In a statement sent to BJI Friday, USBC Executive Director Jason Overstreet acknowledged the concerns of some RVPs in response to recently implemented SafeSport guidelines and said they're being taken into consideration.

In response to these questions, Overstreet sent BJI the following statement acknowledging the concerns of some RVPs and noting that they are being taken into consideration:

“USBC has adopted its policy language directly from the U.S. Center for SafeSport. USBC and other USOC National Governing Bodies have expressed concern about the Electronic Communications policy language. We understand SafeSport is reviewing the language and the concerns.

The specific guidelines and language from SafeSport will be evolving and as USBC receives updates on the policy from SafeSport we will follow their direction. USBC recommends Registered Volunteers follow current policies using reasonable judgment.

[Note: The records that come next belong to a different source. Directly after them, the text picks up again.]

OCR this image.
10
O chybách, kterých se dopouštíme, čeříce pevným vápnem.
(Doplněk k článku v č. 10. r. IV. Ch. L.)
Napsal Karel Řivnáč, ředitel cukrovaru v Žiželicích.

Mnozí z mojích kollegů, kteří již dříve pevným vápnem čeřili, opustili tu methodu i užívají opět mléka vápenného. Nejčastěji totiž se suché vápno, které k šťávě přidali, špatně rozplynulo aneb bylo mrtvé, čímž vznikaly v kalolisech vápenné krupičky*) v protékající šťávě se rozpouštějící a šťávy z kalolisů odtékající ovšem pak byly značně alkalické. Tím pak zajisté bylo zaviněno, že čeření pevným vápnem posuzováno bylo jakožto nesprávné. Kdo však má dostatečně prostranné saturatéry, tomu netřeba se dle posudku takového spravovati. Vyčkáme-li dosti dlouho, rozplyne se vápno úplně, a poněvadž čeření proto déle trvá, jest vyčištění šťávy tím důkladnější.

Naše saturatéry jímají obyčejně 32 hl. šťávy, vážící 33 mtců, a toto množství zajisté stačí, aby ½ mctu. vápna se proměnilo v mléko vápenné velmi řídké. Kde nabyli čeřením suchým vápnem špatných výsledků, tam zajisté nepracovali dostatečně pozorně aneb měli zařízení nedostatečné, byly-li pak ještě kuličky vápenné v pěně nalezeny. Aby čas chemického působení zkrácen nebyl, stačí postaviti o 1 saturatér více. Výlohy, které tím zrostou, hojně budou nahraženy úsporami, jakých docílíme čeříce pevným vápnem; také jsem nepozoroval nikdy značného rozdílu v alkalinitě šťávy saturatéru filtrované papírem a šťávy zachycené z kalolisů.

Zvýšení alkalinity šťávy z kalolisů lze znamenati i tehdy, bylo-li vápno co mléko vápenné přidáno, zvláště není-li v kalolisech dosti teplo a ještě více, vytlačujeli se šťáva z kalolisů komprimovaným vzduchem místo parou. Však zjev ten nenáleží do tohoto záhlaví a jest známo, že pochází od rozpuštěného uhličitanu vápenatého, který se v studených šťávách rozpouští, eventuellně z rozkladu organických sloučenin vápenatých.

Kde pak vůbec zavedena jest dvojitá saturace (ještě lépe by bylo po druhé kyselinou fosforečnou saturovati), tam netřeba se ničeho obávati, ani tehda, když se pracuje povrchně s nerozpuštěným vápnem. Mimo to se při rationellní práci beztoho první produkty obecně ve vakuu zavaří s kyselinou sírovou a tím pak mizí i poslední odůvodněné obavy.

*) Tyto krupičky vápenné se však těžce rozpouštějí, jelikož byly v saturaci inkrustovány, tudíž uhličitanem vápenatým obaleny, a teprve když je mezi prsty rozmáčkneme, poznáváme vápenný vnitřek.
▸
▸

USBC will handle complaints and enforcement related to RVP policy consistent with our organizational policy for Due Process outlined in the Bylaws.”

Overstreet's allusion to "SafeSport" pertains to the aftermath of the scandal that brought down USA Gymnastics following Dr. Larry Nassar’s conviction for sexual misconduct, which continues to reverberate throughout the Olympic community. Consequently, many amateur sports organizations are enacting new policies and procedures to comply with the Protecting Young Victims from Sexual Abuse and Safe Sport Authorization Act President Trump signed on Feb. 14 in response to the scandal, including USBC.

According to a fact sheet released by the U.S. Center for SafeSport, the law requires National Governing Bodies such as the United States Bowling Congress to “offer and provide consistent training to adult members who are in contact with amateur athletes who are minors.”

Overstreet told BJI in November that, “We’ve been waiting for guidance from the U.S. Center for SafeSport, which has authority from USOC related to athlete safety, on how they expect all of the National Governing Bodies to implement an education and training process. Once we received that from them, it allowed us to put together our implementation plan and then announce it.” He added that, “All NGBs have been collaborating with USOC similarly over the past year” on implementation of SafeSport guidance, and that, “USBC has been part of those discussions.”

USBC’s announcement of its own implementation plan came in a November 8 release advising that, “Online training and education through the U.S. Center for SafeSport now is a required component of the [USBC’s] Registered Volunteer Program, and to comply with [USOC] regulations, the program has been expanded to include local and state association board members.”

Those seeking RVP approval had until Jan. 1 to complete that training. As that deadline approached, Overstreet stressed that all those requiring RVP approval should “visit Bowl.com and look at the RVP information. All of the resources are there for our volunteers, whether that be at the association level or coaches. It’s important for them to be aware of the information and understand the process.” That information can be found at Bowl.com/RVP, where those requiring RVP approval could access and register for the SafeSport training. SafeSport education, which comes at no cost, is mandatory for anyone interested in completing the RVP process.